Fortified wine made from fermented blue agave

Agave Wine originates from Mexico. It is a fortified wine made from fermented blue agave, and fortified by being blended with blanco tequila. It is similar to tequila, in that it is harvested from the same plant. Although the two alcoholic beverages come from the weber blue agave plant, the drinks have similar, but different flavors. Agave wine has a much lower alcohol content and can be sold by vendors in the United States without an official liquor license. Also like tequila; agave wine comes in 100% de agave and mixto versions. 100% de agave wine has long been used in traditional Mexican margaritas.

==Production==
Weber blue agave plants, used for the creation of agave wine, take up to 10 years to mature before harvest. The process of making 100% de agave wine starts the same way as making tequila. Mature agave is harvested and cooked in large ovens to release sugars within the plant.
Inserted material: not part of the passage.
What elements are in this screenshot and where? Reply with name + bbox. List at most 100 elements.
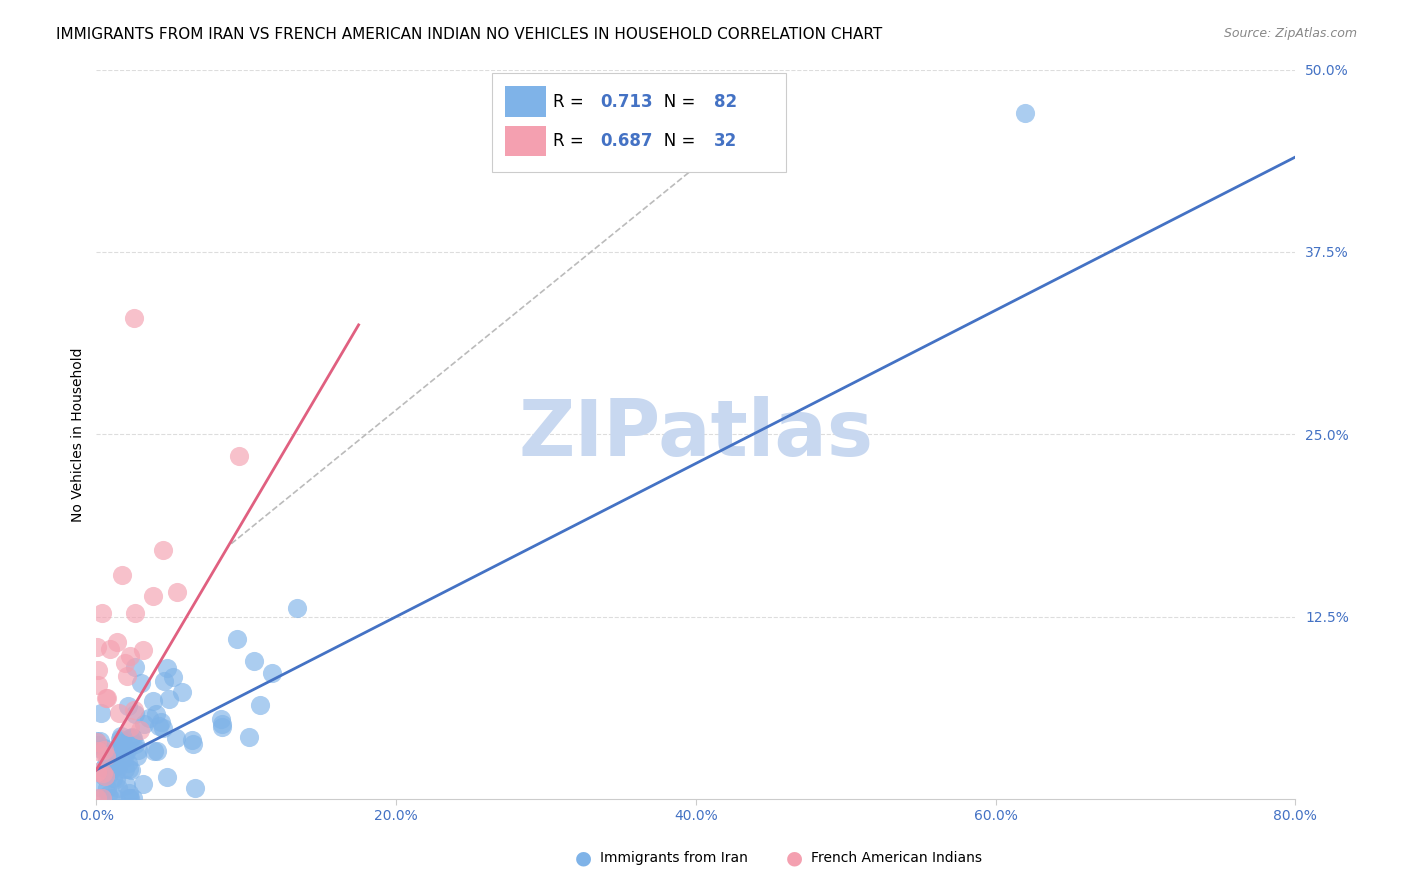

The aguamiel or "honey water" is then extracted from the plant using crushing rollers called "molinas." The aguamiel is then fermented between 6-10% ABV. The next step is what differentiates agave wine from tequila; instead of taking and distilling the fermented aguamiel to make tequila, agave wine is then filtered and 100% de agave blanco tequila at 55% ABV is added to "fortify" the wine to 24% ABV. Like tequila, if the label does not say "100% de agave" it is made with a neutral spirit other than tequila. In a "mixto" agave wine the fermented aguamiel is fortified with, most cases, a grain neutral spirit which is far less expensive.

==Popularity==
Agave wine is popular in Mexico, and is growing in popularity in the United States.